I love this part of winter when I can hibernate inside and not feel guilty about all the things I should get done outside. It is a time to relax, regroup and begin anew. Having resolved the problem of how to fix the painting (which had also greatly boosted my miniscule self confidence), I am now eager to work on Twilight once again. THIS year I resolve to put art at the top of the priority list and let everything else fit around it.

I am letting go of all the rejections and disappointments of the last several years and moving forward with new confidence, moving in new directions and setting more realistic expectations for the future. I feel more upbeat than I have in years, and that is a very positive thing. 

Tuesday, October 27, 2015

A Season of Gold and Silver


The view from my studio


Lady Autumn has descended on northwest Michigan, laying her golden hued gossamer cloak upon the earth and imbuing the air with a soft glow that no other season knows. Like the squirrels and birds which scurry about stashing nuts and seeds for the impending winter storms, I am busy cleaning out flower beds and putting away the garden equipment. 

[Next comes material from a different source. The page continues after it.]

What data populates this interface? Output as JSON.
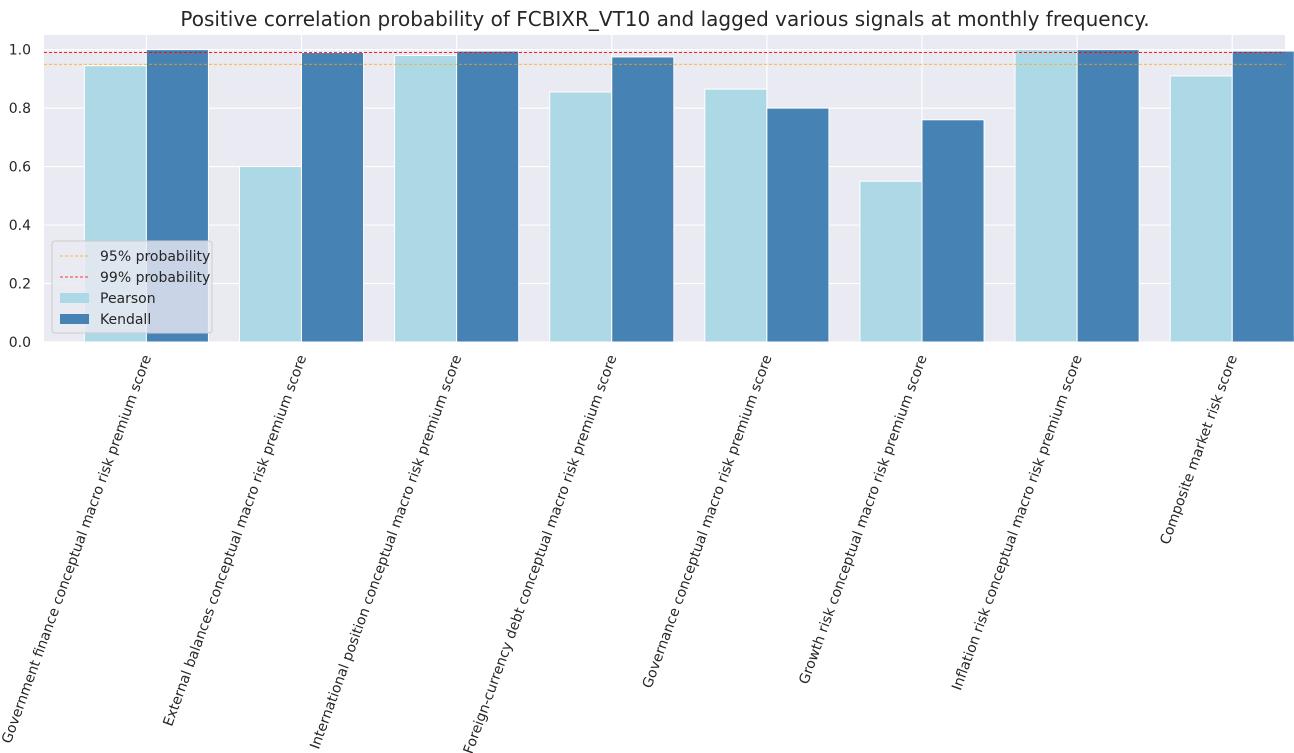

This fall, more than any other, I feel a part of this golden season as I seek to find a new place for myself, a new meaning in daily living and art. I am becoming more comfortable in my own autumn season. It was quite timely, therefore, to encounter an admired artist from my past this morning. 

Burton Silverman, now in his eighties, was interviewed in The Artist’s Magazine. It took me back over 30 years to my final year in art school when our class took a field trip to Chicago. One of the highlights of the trip for me was a visit to a top advertising design studio where we were able to peek into the tiny cubicle spaces of illustrators as they worked. Lining the walls were original paintings by some of the top illustrators of the day. 

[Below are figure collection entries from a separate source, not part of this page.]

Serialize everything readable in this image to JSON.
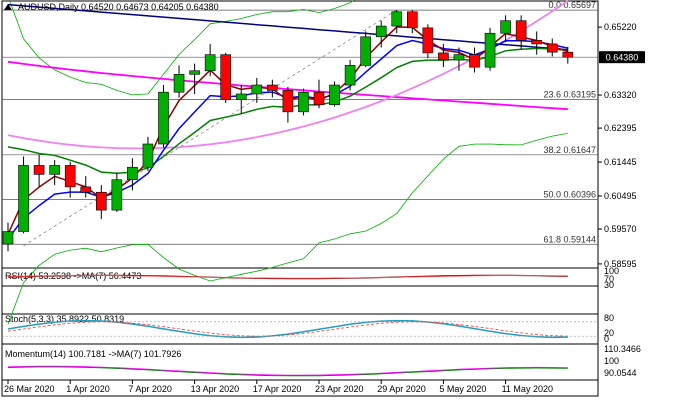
{
  "header": {
    "symbol": "AUDUSD,Daily",
    "ohlc": "0.64520 0.64673 0.64205 0.64380"
  },
  "colors": {
    "bull": "#00b000",
    "bear": "#ff0000",
    "ma_fast": "#8b0000",
    "ma_blue": "#0000ff",
    "ma_green": "#008000",
    "ma_magenta": "#ff00ff",
    "ma_pink": "#ee82ee",
    "navy": "#000080",
    "bb": "#00b000",
    "stoch": "#20a0c0",
    "rsi": "#8b0000"
  },
  "chart_data": {
    "type": "candlestick",
    "price_ticks": [
      "0.65220",
      "0.64380",
      "0.63320",
      "0.62395",
      "0.61445",
      "0.60495",
      "0.59570",
      "0.58595"
    ],
    "current_price": "0.64380",
    "fib_levels": [
      {
        "label": "0.0  0.65697",
        "value": 0.65697
      },
      {
        "label": "23.6  0.63195",
        "value": 0.63195
      },
      {
        "label": "38.2  0.61647",
        "value": 0.61647
      },
      {
        "label": "50.0  0.60396",
        "value": 0.60396
      },
      {
        "label": "61.8  0.59144",
        "value": 0.59144
      }
    ],
    "x_labels": [
      "26 Mar 2020",
      "1 Apr 2020",
      "7 Apr 2020",
      "13 Apr 2020",
      "17 Apr 2020",
      "23 Apr 2020",
      "29 Apr 2020",
      "5 May 2020",
      "11 May 2020"
    ],
    "candles": [
      [
        0.5915,
        0.5975,
        0.5895,
        0.595
      ],
      [
        0.595,
        0.616,
        0.5945,
        0.6135
      ],
      [
        0.6135,
        0.6165,
        0.6075,
        0.611
      ],
      [
        0.611,
        0.615,
        0.608,
        0.6135
      ],
      [
        0.6135,
        0.6145,
        0.6045,
        0.6075
      ],
      [
        0.6075,
        0.6105,
        0.6045,
        0.606
      ],
      [
        0.606,
        0.608,
        0.5985,
        0.601
      ],
      [
        0.601,
        0.6115,
        0.6005,
        0.6095
      ],
      [
        0.6095,
        0.6155,
        0.6065,
        0.613
      ],
      [
        0.613,
        0.6215,
        0.612,
        0.6195
      ],
      [
        0.6195,
        0.636,
        0.6185,
        0.634
      ],
      [
        0.634,
        0.6415,
        0.6325,
        0.639
      ],
      [
        0.639,
        0.642,
        0.6335,
        0.64
      ],
      [
        0.64,
        0.6475,
        0.6385,
        0.6445
      ],
      [
        0.6445,
        0.645,
        0.631,
        0.632
      ],
      [
        0.632,
        0.636,
        0.628,
        0.6335
      ],
      [
        0.6335,
        0.638,
        0.631,
        0.636
      ],
      [
        0.636,
        0.6375,
        0.6325,
        0.6345
      ],
      [
        0.6345,
        0.6355,
        0.6255,
        0.6285
      ],
      [
        0.6285,
        0.635,
        0.6275,
        0.634
      ],
      [
        0.634,
        0.6375,
        0.6295,
        0.6305
      ],
      [
        0.6305,
        0.637,
        0.63,
        0.636
      ],
      [
        0.636,
        0.643,
        0.6345,
        0.6415
      ],
      [
        0.6415,
        0.651,
        0.641,
        0.6495
      ],
      [
        0.6495,
        0.654,
        0.6465,
        0.6525
      ],
      [
        0.6525,
        0.657,
        0.6505,
        0.6565
      ],
      [
        0.6565,
        0.657,
        0.6505,
        0.652
      ],
      [
        0.652,
        0.653,
        0.6435,
        0.645
      ],
      [
        0.645,
        0.6475,
        0.641,
        0.643
      ],
      [
        0.643,
        0.6465,
        0.64,
        0.6445
      ],
      [
        0.6445,
        0.6465,
        0.6395,
        0.641
      ],
      [
        0.641,
        0.652,
        0.64,
        0.6505
      ],
      [
        0.6505,
        0.6555,
        0.648,
        0.654
      ],
      [
        0.654,
        0.6555,
        0.646,
        0.6485
      ],
      [
        0.6485,
        0.651,
        0.6445,
        0.6475
      ],
      [
        0.6475,
        0.649,
        0.644,
        0.6452
      ],
      [
        0.6452,
        0.6467,
        0.642,
        0.6438
      ]
    ],
    "indicators": {
      "rsi": {
        "label": "RSI(14) 53.2538 ->MA(7) 56.4473",
        "ticks": [
          "100",
          "70",
          "30",
          "0"
        ]
      },
      "stoch": {
        "label": "Stoch(5,3,3) 35.8922 50.8319",
        "ticks": [
          "80",
          "20",
          "0"
        ]
      },
      "momentum": {
        "label": "Momentum(14) 100.7181 ->MA(7) 101.7926",
        "ticks": [
          "110.3466",
          "100",
          "90.0544"
        ]
      }
    },
    "grid": false,
    "title": "",
    "xlabel": "",
    "ylabel": ""
  }
}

I was awestruck. Although enrolled in the commercial art program at Northwestern Michigan College, it was the Illustration courses that excited me the most. The nineteen eighties may not have been the Golden Age of Illustration, but its top illustrators were golden in my mind. The likes of Robert Heindel, Bernie Fuchs, Bob Peak, Mark English, Bart Forbes, Nelson McLean and Burton Silverman inspired me to make art my life’s work; to have something to say through art. 

Looked down upon by the Fine Art establishment, illustrators were all blue ribbon winners in my mind. While following the constraints imposed by clients and art directors, they were still able to create great art. To tell a story or illustrate a point is the purpose of commercial illustration, but isn’t that exactly the same goal that fine artists strive for? They create without having to follow the dictates of outside voices. Who, then, is the better artist? Consider also that many illustrators become some of the most respected fine artists in their own right, having honed their skills and sensibilities in the commercial art world. 

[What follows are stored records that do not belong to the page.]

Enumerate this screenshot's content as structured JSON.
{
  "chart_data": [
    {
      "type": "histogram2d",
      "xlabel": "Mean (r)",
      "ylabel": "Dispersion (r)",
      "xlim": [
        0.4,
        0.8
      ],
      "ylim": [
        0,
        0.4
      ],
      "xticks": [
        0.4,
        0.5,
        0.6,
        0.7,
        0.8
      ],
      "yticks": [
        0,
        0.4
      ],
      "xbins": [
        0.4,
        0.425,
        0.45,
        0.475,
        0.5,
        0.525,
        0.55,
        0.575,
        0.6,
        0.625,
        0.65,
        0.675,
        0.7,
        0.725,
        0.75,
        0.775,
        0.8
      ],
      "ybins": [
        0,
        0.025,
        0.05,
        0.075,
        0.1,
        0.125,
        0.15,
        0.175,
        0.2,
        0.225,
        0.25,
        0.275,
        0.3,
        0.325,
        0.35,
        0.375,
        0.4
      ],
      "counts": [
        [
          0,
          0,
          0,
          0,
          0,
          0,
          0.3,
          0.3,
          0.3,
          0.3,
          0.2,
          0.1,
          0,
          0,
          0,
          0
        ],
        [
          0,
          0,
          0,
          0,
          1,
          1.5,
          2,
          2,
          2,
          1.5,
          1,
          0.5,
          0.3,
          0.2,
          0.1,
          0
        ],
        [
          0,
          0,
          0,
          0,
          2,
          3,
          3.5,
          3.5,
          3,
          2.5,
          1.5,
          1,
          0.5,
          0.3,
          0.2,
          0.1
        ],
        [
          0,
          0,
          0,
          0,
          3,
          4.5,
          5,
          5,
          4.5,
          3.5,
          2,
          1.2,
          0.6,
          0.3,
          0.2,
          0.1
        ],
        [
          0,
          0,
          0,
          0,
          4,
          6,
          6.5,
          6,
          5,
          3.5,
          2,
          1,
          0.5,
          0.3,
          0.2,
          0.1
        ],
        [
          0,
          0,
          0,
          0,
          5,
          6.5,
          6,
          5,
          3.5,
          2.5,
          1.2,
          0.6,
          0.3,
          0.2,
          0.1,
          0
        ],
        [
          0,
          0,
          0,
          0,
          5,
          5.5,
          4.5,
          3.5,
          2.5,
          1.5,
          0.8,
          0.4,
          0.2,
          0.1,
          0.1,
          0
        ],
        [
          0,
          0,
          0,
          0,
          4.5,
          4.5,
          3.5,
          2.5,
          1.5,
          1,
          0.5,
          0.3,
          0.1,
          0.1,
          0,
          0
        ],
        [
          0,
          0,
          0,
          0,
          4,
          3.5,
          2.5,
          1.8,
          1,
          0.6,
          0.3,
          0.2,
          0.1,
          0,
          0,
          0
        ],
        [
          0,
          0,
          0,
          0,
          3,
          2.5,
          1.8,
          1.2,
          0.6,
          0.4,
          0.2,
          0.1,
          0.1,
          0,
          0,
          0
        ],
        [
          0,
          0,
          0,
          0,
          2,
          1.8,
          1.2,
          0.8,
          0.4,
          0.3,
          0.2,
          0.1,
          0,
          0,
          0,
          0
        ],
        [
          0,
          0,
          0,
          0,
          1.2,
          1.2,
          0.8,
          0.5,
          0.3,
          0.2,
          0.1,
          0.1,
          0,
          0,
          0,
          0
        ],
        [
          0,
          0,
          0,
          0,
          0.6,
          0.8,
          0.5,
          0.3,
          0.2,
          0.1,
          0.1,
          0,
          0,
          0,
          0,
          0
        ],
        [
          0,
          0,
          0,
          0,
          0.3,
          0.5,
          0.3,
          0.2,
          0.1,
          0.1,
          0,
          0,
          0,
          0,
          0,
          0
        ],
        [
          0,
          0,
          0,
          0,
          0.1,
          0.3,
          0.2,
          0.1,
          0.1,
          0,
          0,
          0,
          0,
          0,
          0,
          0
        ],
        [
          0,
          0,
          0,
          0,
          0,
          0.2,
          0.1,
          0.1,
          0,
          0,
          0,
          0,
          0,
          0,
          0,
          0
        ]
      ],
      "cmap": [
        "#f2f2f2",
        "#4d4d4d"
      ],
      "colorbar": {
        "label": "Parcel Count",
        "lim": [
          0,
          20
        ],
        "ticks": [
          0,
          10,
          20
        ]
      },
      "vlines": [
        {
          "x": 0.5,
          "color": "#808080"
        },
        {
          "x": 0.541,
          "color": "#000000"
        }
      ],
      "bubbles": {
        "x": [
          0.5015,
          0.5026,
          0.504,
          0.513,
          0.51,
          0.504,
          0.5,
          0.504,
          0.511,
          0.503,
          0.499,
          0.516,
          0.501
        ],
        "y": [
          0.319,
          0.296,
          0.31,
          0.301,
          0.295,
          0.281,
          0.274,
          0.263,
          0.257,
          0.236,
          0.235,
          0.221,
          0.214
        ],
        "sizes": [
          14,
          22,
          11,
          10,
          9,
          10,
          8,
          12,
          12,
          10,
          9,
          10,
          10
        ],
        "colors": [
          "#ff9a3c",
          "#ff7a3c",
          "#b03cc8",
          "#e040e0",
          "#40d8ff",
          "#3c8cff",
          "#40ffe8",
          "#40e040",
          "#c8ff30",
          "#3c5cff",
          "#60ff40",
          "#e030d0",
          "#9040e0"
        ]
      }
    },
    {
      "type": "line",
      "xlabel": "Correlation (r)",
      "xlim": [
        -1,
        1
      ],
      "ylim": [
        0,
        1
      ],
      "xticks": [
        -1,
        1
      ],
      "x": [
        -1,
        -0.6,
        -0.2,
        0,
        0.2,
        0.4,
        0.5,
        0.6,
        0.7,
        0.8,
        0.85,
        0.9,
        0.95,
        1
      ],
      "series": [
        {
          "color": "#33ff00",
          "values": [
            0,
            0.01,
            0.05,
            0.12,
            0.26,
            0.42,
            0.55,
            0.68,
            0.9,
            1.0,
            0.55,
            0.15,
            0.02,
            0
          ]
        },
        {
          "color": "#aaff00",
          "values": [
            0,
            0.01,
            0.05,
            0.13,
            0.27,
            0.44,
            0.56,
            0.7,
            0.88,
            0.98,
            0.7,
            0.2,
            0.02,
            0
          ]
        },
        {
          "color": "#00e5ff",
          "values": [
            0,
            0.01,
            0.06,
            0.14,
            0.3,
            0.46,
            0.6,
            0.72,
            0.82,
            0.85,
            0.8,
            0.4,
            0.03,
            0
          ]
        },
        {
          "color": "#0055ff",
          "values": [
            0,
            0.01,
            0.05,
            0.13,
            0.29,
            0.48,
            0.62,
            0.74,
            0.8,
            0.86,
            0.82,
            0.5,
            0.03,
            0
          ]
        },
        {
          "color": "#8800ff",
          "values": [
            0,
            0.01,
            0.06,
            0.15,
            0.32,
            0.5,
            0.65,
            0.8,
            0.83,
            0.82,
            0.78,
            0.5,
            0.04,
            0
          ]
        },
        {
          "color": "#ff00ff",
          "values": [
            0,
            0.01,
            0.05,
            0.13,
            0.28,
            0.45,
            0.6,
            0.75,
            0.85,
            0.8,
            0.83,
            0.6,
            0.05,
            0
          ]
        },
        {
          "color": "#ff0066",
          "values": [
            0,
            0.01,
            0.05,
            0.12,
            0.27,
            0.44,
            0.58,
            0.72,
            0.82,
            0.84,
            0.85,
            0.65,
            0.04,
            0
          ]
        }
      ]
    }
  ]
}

Getting back to that interview with Burton Silverman, he discussed his endeavors to make his models not just objects but flesh and blood people with real lives, putting them in some sort of context in his paintings; telling a story and making a point. Isn’t that what the greatest paintings have always been about, going back through the centuries? 

It was a small reminder to me of what I’ve long wanted my own art to do. It was a nudge from a fellow artist in his own golden years to do my own thing. 

My life has wandered many paths since art school days; some led nowhere, some through briar patches and dark woods, but now in my Autumn years, I am finding my way along the path that destiny laid out for me in the birth of my own Spring. I am finding my destination. 

As a child, I earned the nickname of “Silver” because of my silvery blonde hair. Now here I am in the Golden Years, the Silver One again. When the flower beds are cleared and the garden tools put away, Burton Silverman will follow me as I enter my own winter hibernation in the warm inspirational walls of the studio. 

There I will embrace this Season of Gold and Silver and look forward to the promise of Spring.